Sabrina: My song "Hurt" is about people who were never there for you and they only cared about themselves. I work very hard on my music and that occupies a lot of my time and as a result, I have had to sacrifice certain things in my life.
Scott: Tell us about your songwriting method, I see you collab some, how does that compare to when you're doing it all yourself? Do you remember when you wrote your first song and what was it?
Sabrina: I have been writing stories and poetry since the 4th grade and then started writing lyrics. I can't remember the first song I ever wrote, but the first songs I ever recorded were called "Don't Go", "Why Did This Happen To Me", etc. I love writing myself, but enjoy collaborating as well. When you write with another songwriter and express your ideas to each other, you never know what amazing lyrics will come out.

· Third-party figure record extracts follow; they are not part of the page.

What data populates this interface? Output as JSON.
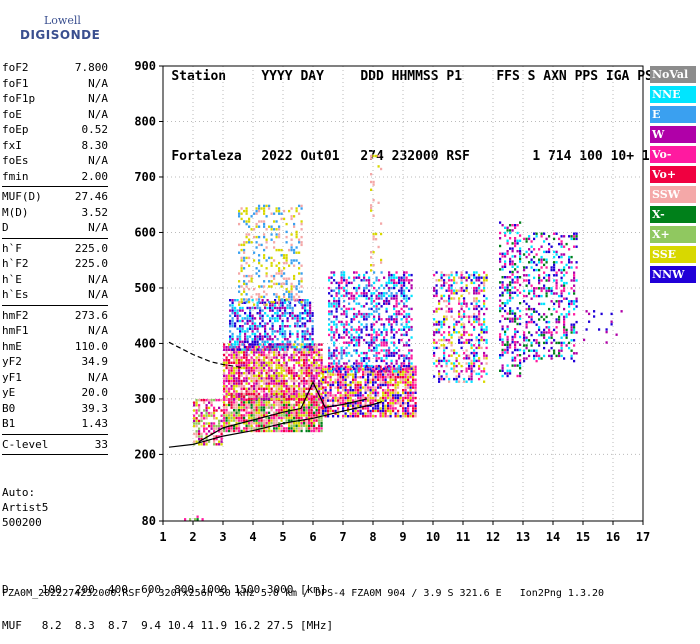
{
  "logo": {
    "line1": "Lowell",
    "line2": "DIGISONDE"
  },
  "header": {
    "row1": [
      "Station",
      "YYYY DAY",
      "DDD HHMMSS P1",
      "FFS S AXN PPS IGA PS"
    ],
    "row2": [
      "Fortaleza",
      "2022 Out01",
      "274 232000 RSF",
      "1 714 100 10+ 11"
    ]
  },
  "params": [
    {
      "label": "foF2",
      "value": "7.800"
    },
    {
      "label": "foF1",
      "value": "N/A"
    },
    {
      "label": "foF1p",
      "value": "N/A"
    },
    {
      "label": "foE",
      "value": "N/A"
    },
    {
      "label": "foEp",
      "value": "0.52"
    },
    {
      "label": "fxI",
      "value": "8.30"
    },
    {
      "label": "foEs",
      "value": "N/A"
    },
    {
      "label": "fmin",
      "value": "2.00"
    },
    {
      "sep": true
    },
    {
      "label": "MUF(D)",
      "value": "27.46"
    },
    {
      "label": "M(D)",
      "value": "3.52"
    },
    {
      "label": "D",
      "value": "N/A"
    },
    {
      "sep": true
    },
    {
      "label": "h`F",
      "value": "225.0"
    },
    {
      "label": "h`F2",
      "value": "225.0"
    },
    {
      "label": "h`E",
      "value": "N/A"
    },
    {
      "label": "h`Es",
      "value": "N/A"
    },
    {
      "sep": true
    },
    {
      "label": "hmF2",
      "value": "273.6"
    },
    {
      "label": "hmF1",
      "value": "N/A"
    },
    {
      "label": "hmE",
      "value": "110.0"
    },
    {
      "label": "yF2",
      "value": "34.9"
    },
    {
      "label": "yF1",
      "value": "N/A"
    },
    {
      "label": "yE",
      "value": "20.0"
    },
    {
      "label": "B0",
      "value": "39.3"
    },
    {
      "label": "B1",
      "value": "1.43"
    },
    {
      "sep": true
    },
    {
      "label": "C-level",
      "value": "33"
    },
    {
      "sep": true
    }
  ],
  "auto": {
    "line1": "Auto:",
    "line2": "Artist5",
    "line3": "500200"
  },
  "dtable": {
    "row1": "D     100  200  400  600  800 1000 1500 3000 [km]",
    "row2": "MUF   8.2  8.3  8.7  9.4 10.4 11.9 16.2 27.5 [MHz]"
  },
  "footer": "FZA0M_2022274232000.RSF / 320fx256h 50 kHz 5.0 km / DPS-4 FZA0M 904 / 3.9 S 321.6 E   Ion2Png 1.3.20",
  "legend": [
    {
      "label": "NoVal",
      "color": "#8c8c8c"
    },
    {
      "label": "NNE",
      "color": "#00e5ff"
    },
    {
      "label": "E",
      "color": "#3aa0f0"
    },
    {
      "label": "W",
      "color": "#b000a8"
    },
    {
      "label": "Vo-",
      "color": "#ff1aa0"
    },
    {
      "label": "Vo+",
      "color": "#f00040"
    },
    {
      "label": "SSW",
      "color": "#f4a8a8"
    },
    {
      "label": "X-",
      "color": "#00801a"
    },
    {
      "label": "X+",
      "color": "#90c860"
    },
    {
      "label": "SSE",
      "color": "#d8d800"
    },
    {
      "label": "NNW",
      "color": "#2000d8"
    }
  ],
  "chart_data": {
    "type": "scatter",
    "title": "",
    "xlabel": "",
    "ylabel": "",
    "xlim": [
      1,
      17
    ],
    "ylim": [
      80,
      900
    ],
    "x_ticks": [
      1,
      2,
      3,
      4,
      5,
      6,
      7,
      8,
      9,
      10,
      11,
      12,
      13,
      14,
      15,
      16,
      17
    ],
    "y_ticks": [
      80,
      200,
      300,
      400,
      500,
      600,
      700,
      800,
      900
    ],
    "grid": "dotted",
    "legend_position": "right",
    "echo_clusters": [
      {
        "x0": 1.7,
        "x1": 2.3,
        "y0": 83,
        "y1": 90,
        "density": 0.6,
        "colors": [
          "#00801a",
          "#ff1aa0",
          "#90c860"
        ]
      },
      {
        "x0": 2.0,
        "x1": 3.0,
        "y0": 220,
        "y1": 300,
        "density": 0.65,
        "colors": [
          "#ff1aa0",
          "#f00040",
          "#d8d800",
          "#f4a8a8",
          "#90c860",
          "#b000a8"
        ]
      },
      {
        "x0": 3.0,
        "x1": 6.3,
        "y0": 240,
        "y1": 310,
        "density": 0.9,
        "colors": [
          "#d8d800",
          "#90c860",
          "#ff1aa0",
          "#f4a8a8",
          "#f00040",
          "#00801a"
        ]
      },
      {
        "x0": 3.0,
        "x1": 6.3,
        "y0": 300,
        "y1": 400,
        "density": 0.85,
        "colors": [
          "#ff1aa0",
          "#b000a8",
          "#f00040",
          "#f4a8a8",
          "#d8d800"
        ]
      },
      {
        "x0": 3.2,
        "x1": 6.0,
        "y0": 390,
        "y1": 480,
        "density": 0.6,
        "colors": [
          "#3aa0f0",
          "#00e5ff",
          "#b000a8",
          "#2000d8"
        ]
      },
      {
        "x0": 3.5,
        "x1": 5.6,
        "y0": 470,
        "y1": 650,
        "density": 0.3,
        "colors": [
          "#f4a8a8",
          "#d8d800",
          "#3aa0f0"
        ]
      },
      {
        "x0": 6.3,
        "x1": 9.4,
        "y0": 270,
        "y1": 360,
        "density": 0.8,
        "colors": [
          "#d8d800",
          "#ff1aa0",
          "#f4a8a8",
          "#f00040",
          "#2000d8"
        ]
      },
      {
        "x0": 6.5,
        "x1": 9.3,
        "y0": 350,
        "y1": 530,
        "density": 0.5,
        "colors": [
          "#2000d8",
          "#b000a8",
          "#3aa0f0",
          "#ff1aa0",
          "#00e5ff"
        ]
      },
      {
        "x0": 10.0,
        "x1": 11.8,
        "y0": 330,
        "y1": 530,
        "density": 0.45,
        "colors": [
          "#d8d800",
          "#2000d8",
          "#00e5ff",
          "#ff1aa0",
          "#b000a8",
          "#f4a8a8"
        ]
      },
      {
        "x0": 12.2,
        "x1": 12.9,
        "y0": 340,
        "y1": 620,
        "density": 0.4,
        "colors": [
          "#00801a",
          "#2000d8",
          "#b000a8",
          "#00e5ff",
          "#ff1aa0"
        ]
      },
      {
        "x0": 13.0,
        "x1": 14.8,
        "y0": 370,
        "y1": 600,
        "density": 0.35,
        "colors": [
          "#00e5ff",
          "#2000d8",
          "#b000a8",
          "#00801a",
          "#ff1aa0"
        ]
      },
      {
        "x0": 7.9,
        "x1": 8.3,
        "y0": 530,
        "y1": 740,
        "density": 0.15,
        "colors": [
          "#d8d800",
          "#f4a8a8"
        ]
      },
      {
        "x0": 15.0,
        "x1": 16.3,
        "y0": 400,
        "y1": 460,
        "density": 0.05,
        "colors": [
          "#b000a8",
          "#2000d8"
        ]
      }
    ],
    "lower_trace": [
      [
        1.2,
        213
      ],
      [
        2,
        218
      ],
      [
        3,
        233
      ],
      [
        4,
        243
      ],
      [
        5,
        256
      ],
      [
        6,
        265
      ],
      [
        7,
        278
      ],
      [
        8,
        290
      ],
      [
        8.3,
        295
      ]
    ],
    "dashed_trace": [
      [
        1.2,
        402
      ],
      [
        2,
        380
      ],
      [
        2.6,
        367
      ],
      [
        3,
        362
      ],
      [
        3.6,
        357
      ]
    ],
    "profile_trace": [
      [
        2.2,
        223
      ],
      [
        3,
        248
      ],
      [
        4,
        262
      ],
      [
        5,
        276
      ],
      [
        5.6,
        283
      ],
      [
        6,
        330
      ],
      [
        6.4,
        285
      ],
      [
        7,
        290
      ],
      [
        7.8,
        300
      ]
    ]
  }
}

Scott: I ask this question to all Spotlight interviewers. Have you ever had any experiences of high strangeness like UFOs or the supernatural (ghosts, etc)
Sabrina: No I haven't, but it is cool if someone has.
Scott: I note that you're a fairly ambitious artist, how hard is it to get your name out there these days? Do you feel at times like you're not doing as well as the quality of your music deserves? What is the current status of your indie dream?
Sabrina: It is very hard to get your name out these days, but having social media on the internet is a great tool to use. My dream is for my music to be heard worldwide.
Scott: If you heard a great band who were struggling in the indie scene, what advice would you give them?
Sabrina: Keep doing what you love! Never give up!